Phase 3) Crisis Management:
Having reached this point, Spanish citizens started to ask questions. It was a legitimate concern, but again the PP government tried to talk down the crisis and demonstrated that they only work when there is black money or they are protected by revolving doors. Their lack of leadership, political skills, authoritarianism and demagogical manners inherited from their Franquist roots become obvious. As in the economic crisis, they privatised the benefits of the crisis, but they socialised the pernicious trait. The shameless behaviour was so obvious, that even the public health counsellor of the Madrid Community, Javier Rodriguez – admitting the systematic deficiencies – blamed the Ebola-infected nurse, Teresa Romero. He made a number of statements which provoked outrage among the general public: “Teresa could have been lying about her fever”, “Wearing a protection suits does not require a Master’s degree” or “She was not so ill when she went to a hairdressing salon” were some of the pearls.

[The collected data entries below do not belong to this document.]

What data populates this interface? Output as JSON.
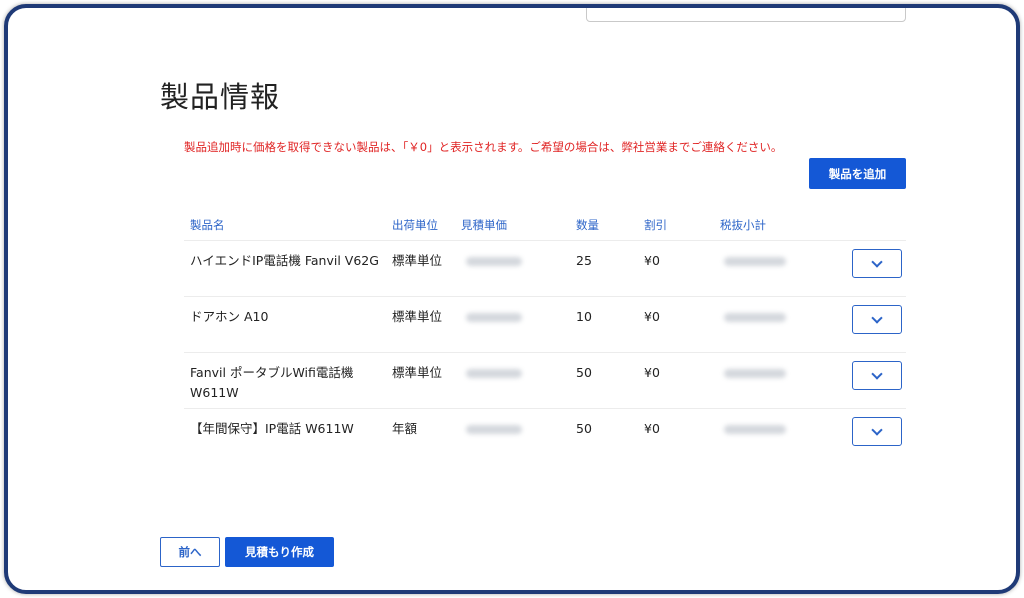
{
  "page": {
    "title": "製品情報",
    "notice": "製品追加時に価格を取得できない製品は、「￥0」と表示されます。ご希望の場合は、弊社営業までご連絡ください。",
    "add_button": "製品を追加"
  },
  "table": {
    "headers": {
      "name": "製品名",
      "unit": "出荷単位",
      "price": "見積単価",
      "qty": "数量",
      "discount": "割引",
      "subtotal": "税抜小計"
    },
    "rows": [
      {
        "name": "ハイエンドIP電話機 Fanvil V62G",
        "unit": "標準単位",
        "qty": "25",
        "discount": "¥0"
      },
      {
        "name": "ドアホン A10",
        "unit": "標準単位",
        "qty": "10",
        "discount": "¥0"
      },
      {
        "name": "Fanvil ポータブルWifi電話機 W611W",
        "unit": "標準単位",
        "qty": "50",
        "discount": "¥0"
      },
      {
        "name": "【年間保守】IP電話 W611W",
        "unit": "年額",
        "qty": "50",
        "discount": "¥0"
      }
    ]
  },
  "footer": {
    "back_button": "前へ",
    "quote_button": "見積もり作成"
  },
  "icons": {
    "expand": "chevron-down-icon"
  },
  "colors": {
    "primary": "#1458d6",
    "notice": "#e02424",
    "header_text": "#2c64c8",
    "frame": "#1f3a77"
  }
}
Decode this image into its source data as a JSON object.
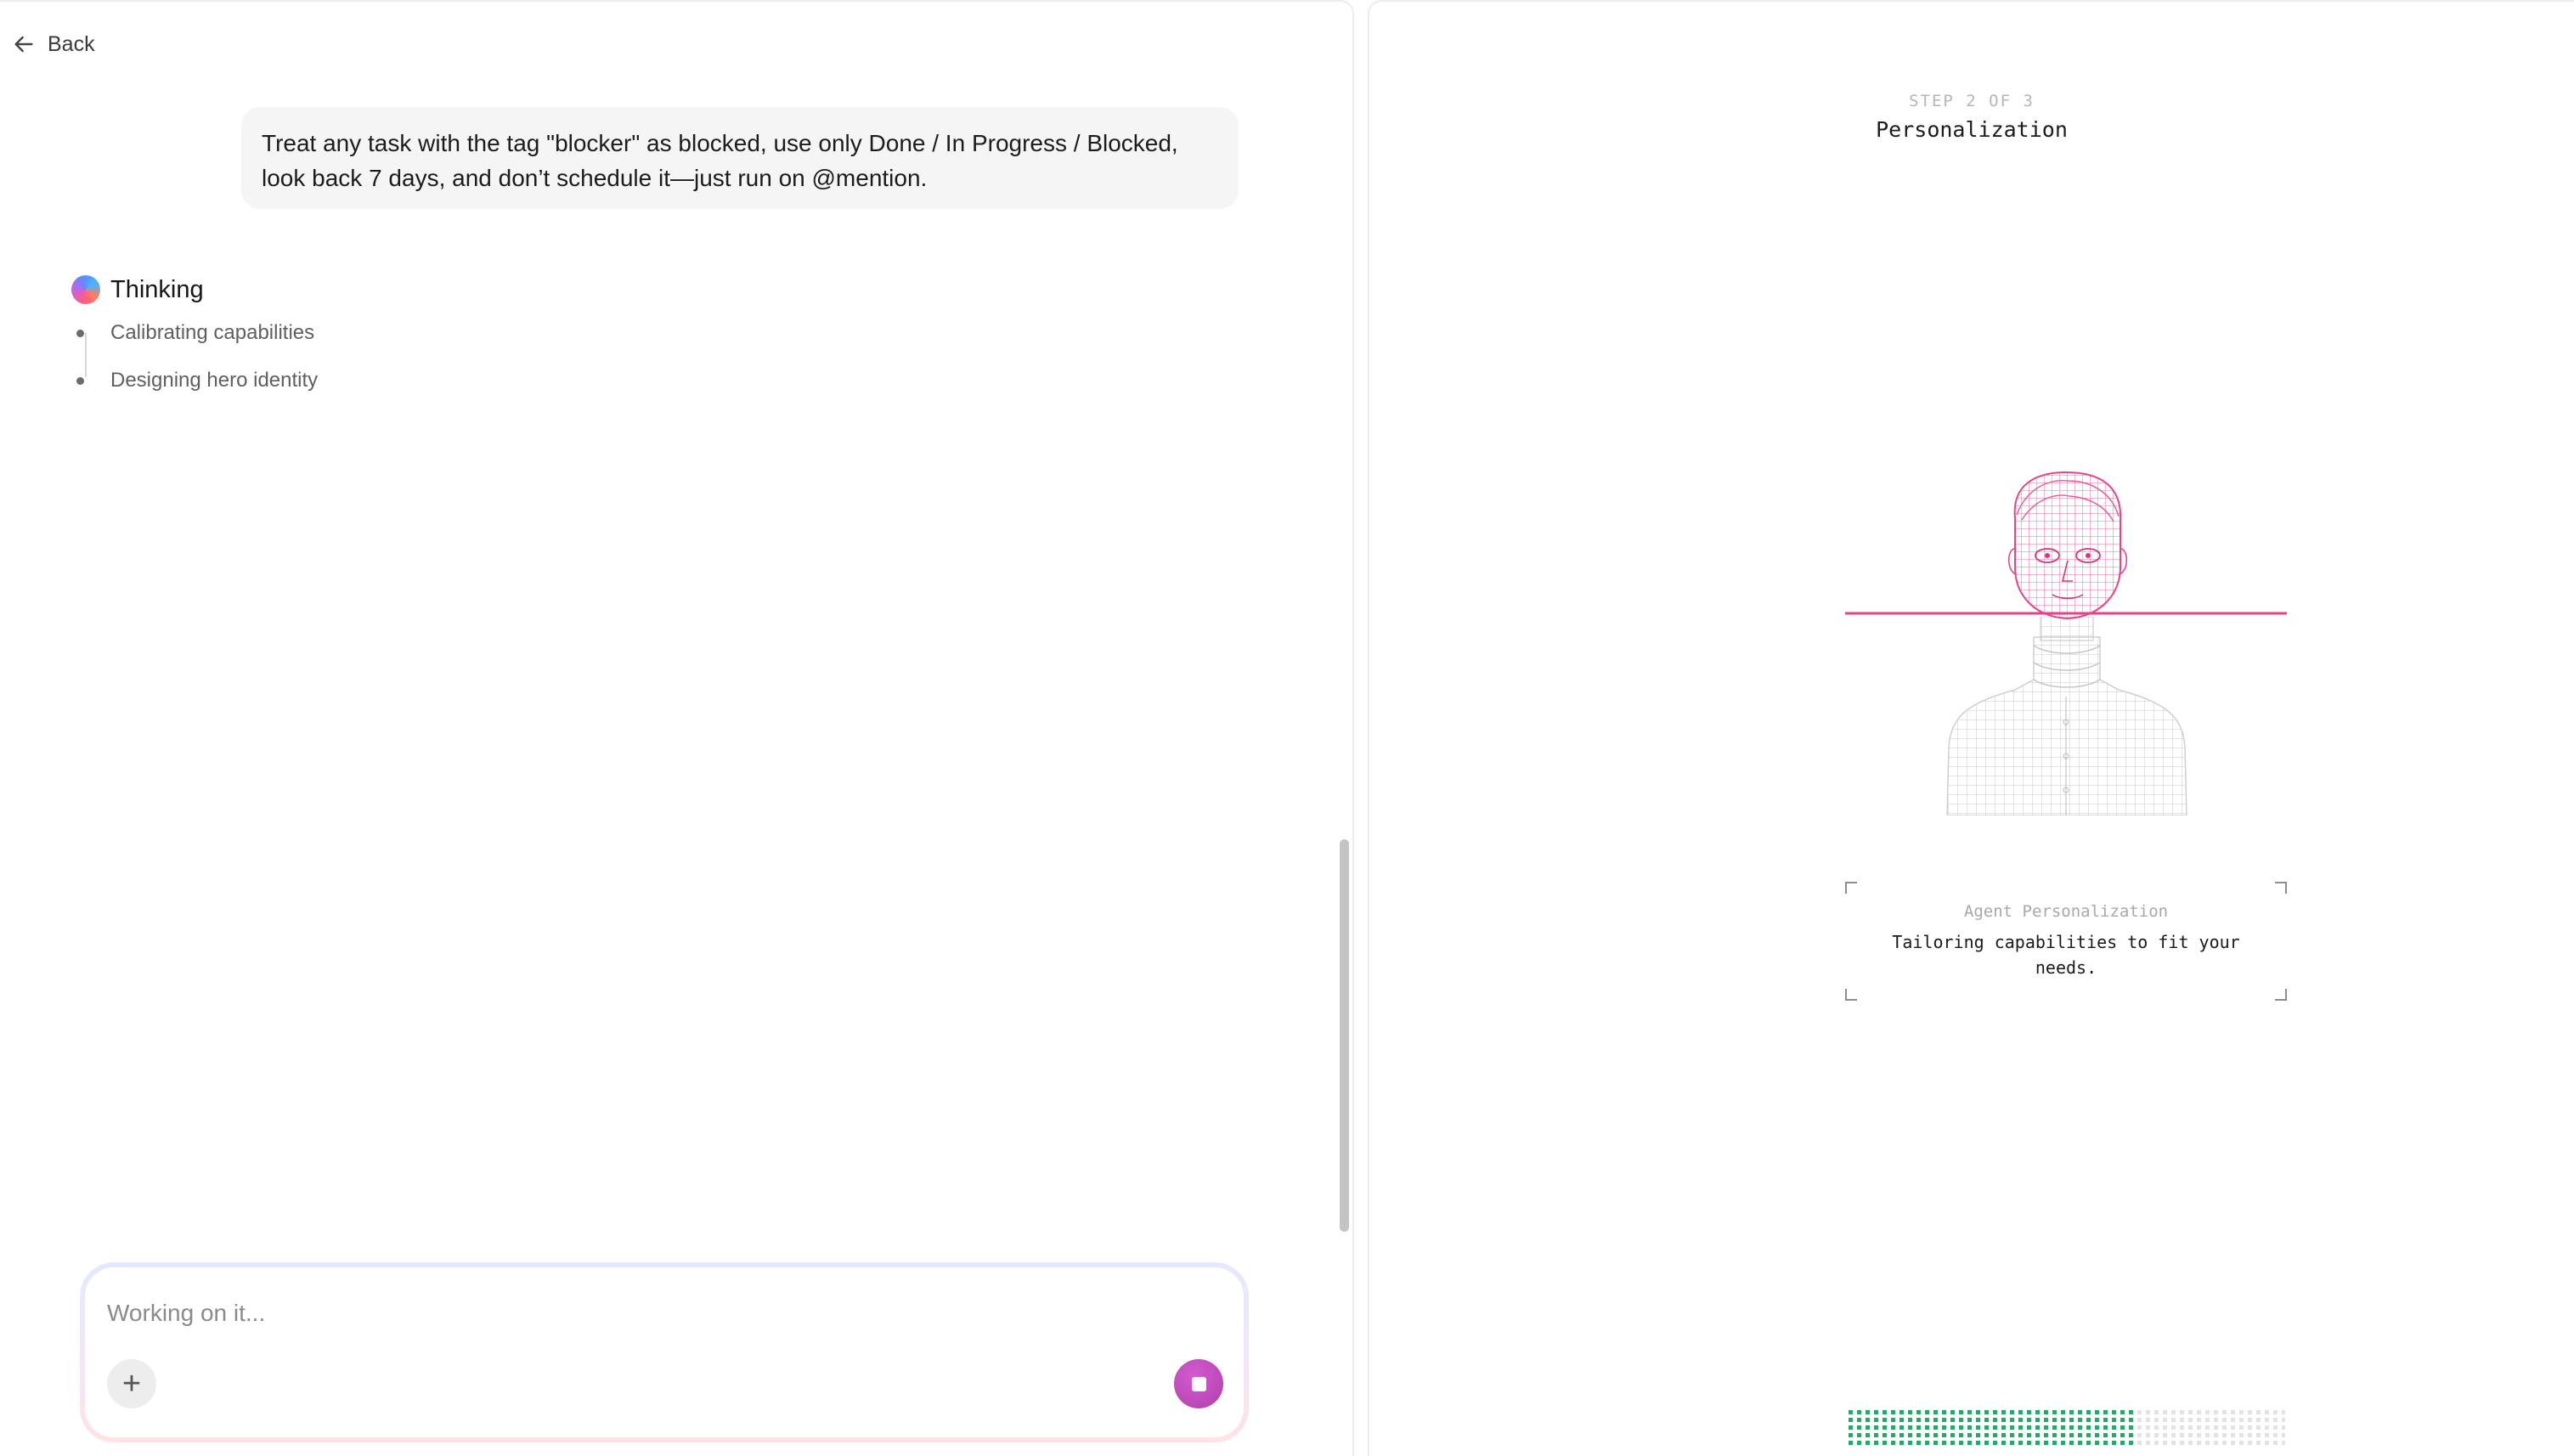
{
  "nav": {
    "back_label": "Back"
  },
  "chat": {
    "user_message": "Treat any task with the tag \"blocker\" as blocked, use only Done / In Progress / Blocked, look back 7 days, and don’t schedule it—just run on @mention.",
    "thinking": {
      "label": "Thinking",
      "steps": [
        "Calibrating capabilities",
        "Designing hero identity"
      ]
    }
  },
  "composer": {
    "placeholder": "Working on it...",
    "add_icon": "plus-icon",
    "stop_icon": "stop-icon"
  },
  "onboarding": {
    "step_indicator": "STEP 2 OF 3",
    "title": "Personalization",
    "card": {
      "heading": "Agent Personalization",
      "text": "Tailoring capabilities to fit your needs."
    },
    "progress": {
      "fraction": 0.65
    }
  },
  "colors": {
    "accent_pink": "#e8438a",
    "progress_green": "#2ea36b",
    "stop_button": "#c24bbd"
  }
}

Spanish citizens were not reassured. In an awkward press conference which took place on the 6th October, public health minister Ana Mato – who should have been a professional authority on public health, and who is ultimately accountable for the public health of the country – delegated the lead of the press conference to her officials. To questions like “Do you regret having repatriated missionaries ? Have any errors been detected? Will there be resignations?”, they could not provide answers – Giving a sense of improvisation, insecurity and mismanagement. The bad management of the crisis worsens the already-poor reputation of Ana Mato who in 2009 denied knowledge of a luxury jaguar in her garage, previously owned by one of the leaders of the Gurtel plot, and gifted to her husband, Jesus Sepulveda.
Phase 4) Impact:
All eyes were on Spain, a country once proud of its public health system, and all eyes have seen the failures which have led to the first case of Ebola in Europe. Failed austerity experiments, corruption, the Caja Madrid black cards scandal and the lack of solutions for the unemployment crisis have all deeply affected the credibility of Spain. Something must be seriously rotten in the system when potential cases of Ebola, which are later proved negative, are greeted by the Spanish Vice-President Soraya Saenz de Santamaria with a big smile because they are not Ebola but Malaria.